Darryl Hunt, a Winston-Salem resident who was recently released from prison after being cleared of the 1984 murder of Deborah Sykes, will make a presentation, along with his attorney Mark Rabil. Also presenting will be Alan Gell, who was recently released from Death Row, and one of his defense attorneys, Mary Pollard, who is also a staff attorney for the Center for Death Penalty Litigation in Durham.
In addition, Stephen Dear, executive director of People of Faith Against the Death Penalty; and state Rep. Larry Womble, a retired educator from Winston-Salem, will participate. Several student groups from local colleges and universities have been invited to the event.
The proposed moratorium would not end the death penalty in North Carolina, but would suspend it, according to Liz Switzer of N.C. Students for a Moratorium, which is organizing the event.
“It will temporarily halt executions so that lawmakers can study established inequities in the distribution of capital punishment in this state,” Switzer says. “Indigent and mentally ill defendants are too-often victimized by the system. Regardless of how one feels about the death penalty, we want people to know that it is important to contact their representatives and support the moratorium.
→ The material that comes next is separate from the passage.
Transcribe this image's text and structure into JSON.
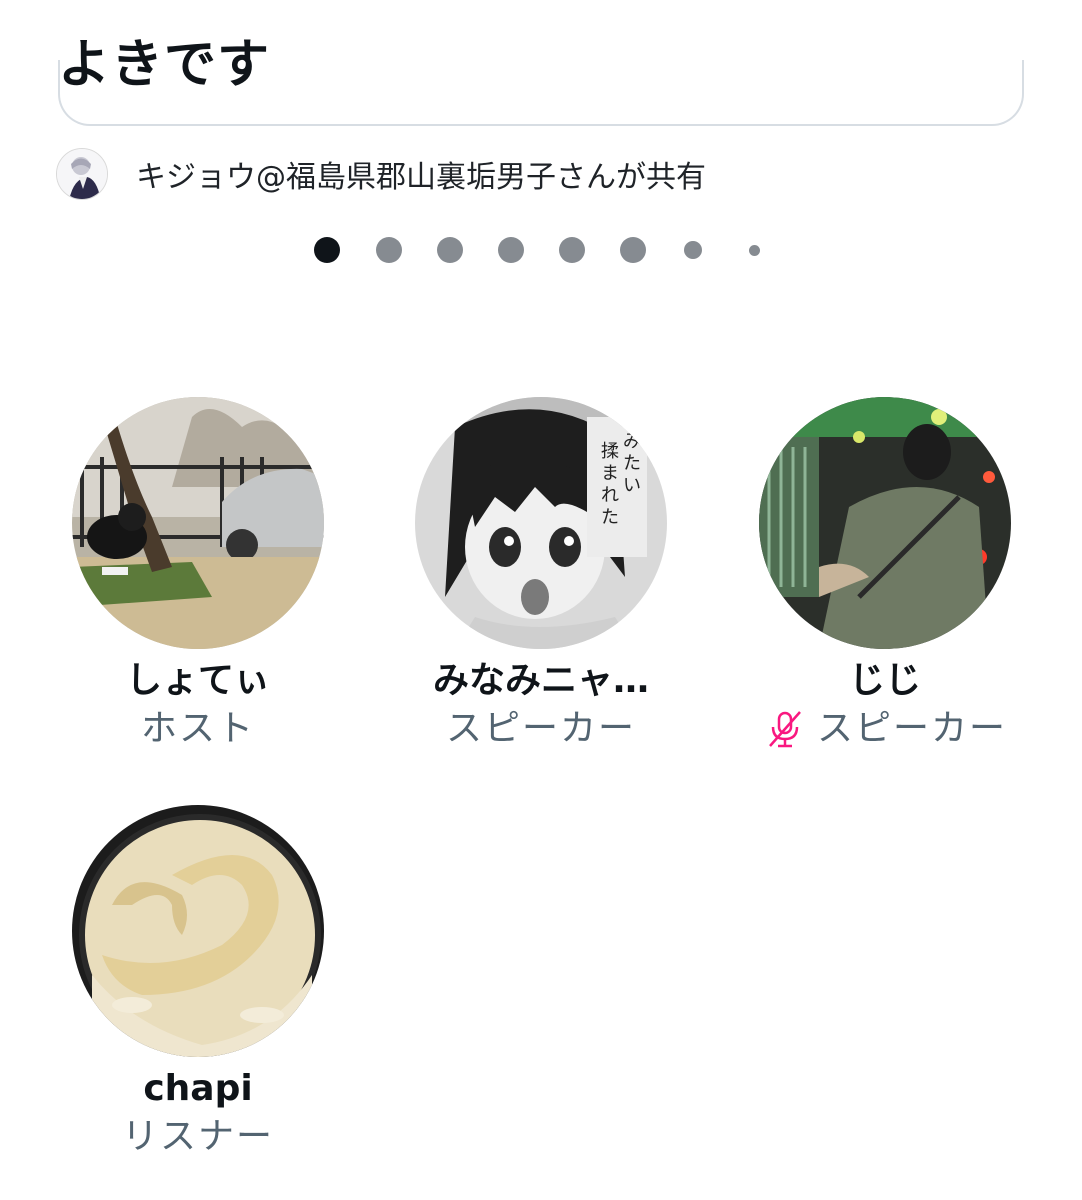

This is about more than politics; it’s just the right thing to do.”
The program is co-sponsored by the Wake Forest student chapter of Amnesty International; the university’s religion department; the C.H. Richards Fund in the university’s political science department; and the organizing committee for the 2003-2004 theme year at Wake Forest, “Fostering Dialogue: Civil Discourse in an Academic Community,” which is dedicated to the exploration of how free people with passionate interests and beliefs can communicate openly without turning dialogue into discord.